In the current study, the expression pattern of LIF was significantly lower in OSCC than NOM whereas that of LIF-R was higher in OSCC. This biphasic pattern suggests a role of LIF/LIF-R signalling in differentiation indicated by LIF expression and loss of LIF expression seen in OSCC suggesting progression. This expression pattern and associated behaviour can be interpreted in relation to the expected natural biological behaviour of cancers, outlined in the seminal paper on the hallmarks of cancer15, which was updated in 2022 with the addition of new dimensions16, one of which – unlocking phenotypic plasticity, is most likely associated with the expression pattern of LIF/LIF-R observed in the current study and consistent with the role of LIF in stem cell differentiation. With unlimited proliferation potential and lack of sensitivity to inhibitory signals, tumour cells continue proliferation unchecked. This behaviour also affects differentiation where less differentiated or de-differentiated tumours are known to behave more aggressively.

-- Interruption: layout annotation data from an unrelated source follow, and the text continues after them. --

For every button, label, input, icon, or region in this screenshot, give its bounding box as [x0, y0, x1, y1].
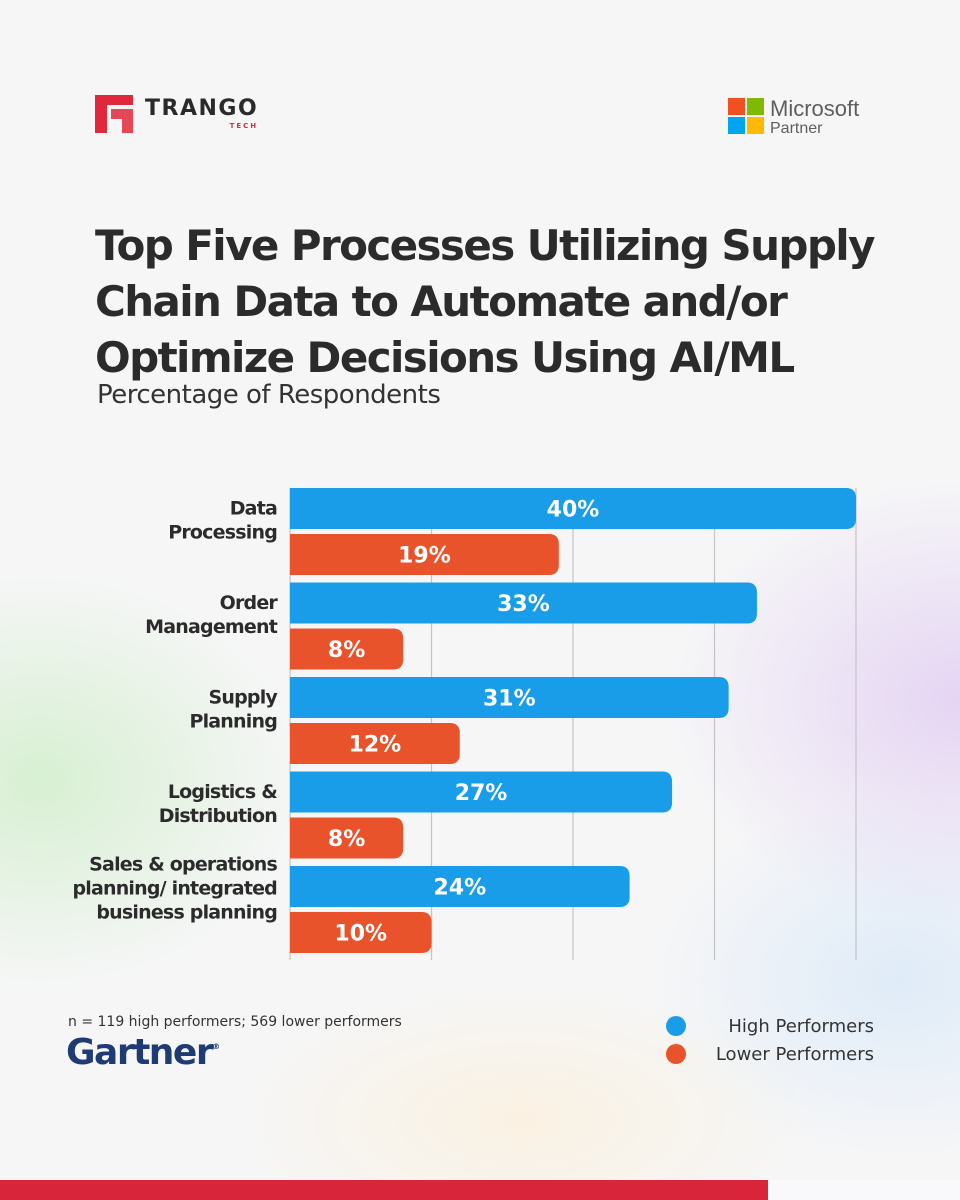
category-label: Planning: [189, 711, 277, 733]
legend-swatch-lower: [666, 1044, 686, 1064]
bar-high-performers: [290, 677, 729, 718]
category-label: Distribution: [159, 805, 278, 827]
chart-subtitle: Percentage of Respondents: [97, 380, 441, 410]
data-label: 40%: [547, 498, 600, 523]
legend-item-lower: Lower Performers: [666, 1040, 874, 1068]
category-label: Supply: [208, 687, 278, 709]
category-label: Processing: [168, 522, 277, 544]
legend-label-high: High Performers: [728, 1015, 874, 1037]
bar-lower-performers: [290, 534, 559, 575]
trango-tech-logo: TRANGO TECH: [95, 95, 258, 133]
data-label: 33%: [497, 592, 550, 617]
bar-lower-performers: [290, 723, 460, 764]
gartner-logo: Gartner®: [66, 1032, 220, 1073]
category-label: Logistics &: [168, 781, 277, 803]
bar-high-performers: [290, 488, 856, 529]
bar-high-performers: [290, 582, 757, 624]
data-label: 12%: [349, 733, 402, 758]
legend-swatch-high: [666, 1016, 686, 1036]
chart-title: Top Five Processes Utilizing Supply Chai…: [95, 221, 875, 382]
category-label: business planning: [96, 902, 277, 924]
gartner-logo-text: Gartner: [66, 1032, 214, 1073]
bar-lower-performers: [290, 628, 404, 670]
chart-legend: High Performers Lower Performers: [666, 1012, 874, 1068]
bottom-accent-bar: [0, 1180, 768, 1200]
bar-high-performers: [290, 866, 630, 907]
category-label: Order: [220, 592, 279, 614]
sample-size-note: n = 119 high performers; 569 lower perfo…: [68, 1014, 402, 1030]
bar-lower-performers: [290, 912, 432, 953]
microsoft-name: Microsoft: [770, 96, 860, 121]
trango-sub: TECH: [229, 122, 259, 130]
data-label: 8%: [328, 638, 365, 663]
bar-lower-performers: [290, 817, 404, 859]
data-label: 24%: [433, 876, 486, 901]
data-label: 8%: [328, 827, 365, 852]
data-label: 31%: [483, 687, 536, 712]
microsoft-windows-icon: [728, 98, 764, 134]
data-label: 10%: [334, 922, 387, 947]
bottom-accent-bar-light: [768, 1180, 960, 1200]
category-label: Sales & operations: [89, 854, 277, 876]
category-label: Management: [145, 616, 278, 638]
bar-high-performers: [290, 771, 673, 813]
registered-mark: ®: [212, 1042, 221, 1051]
data-label: 19%: [398, 544, 451, 569]
microsoft-partner-logo: Microsoft Partner: [728, 98, 859, 138]
trango-mark-icon: [95, 95, 133, 133]
legend-label-lower: Lower Performers: [715, 1043, 874, 1065]
microsoft-partner-label: Partner: [770, 120, 823, 137]
category-label: Data: [230, 498, 277, 520]
legend-item-high: High Performers: [666, 1012, 874, 1040]
data-label: 27%: [455, 781, 508, 806]
trango-name: TRANGO: [145, 96, 259, 121]
category-label: planning/ integrated: [72, 878, 277, 900]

Our qualitative observations have shown LIF expression in in almost the entire thickness of NOM in addition to areas of obvious squamous differentiation in OSCC tissues. This leads to the suggestion that LIF expression is associated with squamous differentiation and loss of LIF expression is associated with malignant progression. However, the study by Lin et al.11, which is the only other study that has reported LIF expression in OSCC epithelial cells, report that approximately half of the stage 4 cancers had low LIF expression despite those particular cancers having also lower rates of regional metastases. In our study, we did not find any correlation between cancer stage and extent of expression of LIF in OSCC. As such, it seems that the expression of LIF in OSCC is expectedly variable due to the heterogenous nature of OSCC. It is yet unknown whether the proportion of immortalised versus mortal OSCC cells influences the LIF expression and hence biological behaviour of these tumours.

Conclusions

The current study is one of the first few to confirm the expression of LIF in OSCC and NOM. The biphasic lower expression of LIF and higher expression of LIF-R in OSCC may indicate a key molecular tipping point related to differentiation versus proliferation in NOM and OSCC. The downregulation of LIF expression may be an indication of promotion towards malignancy. Further research is required to determine the mechanisms, effects, and significance of LIF downregulation in OSCC.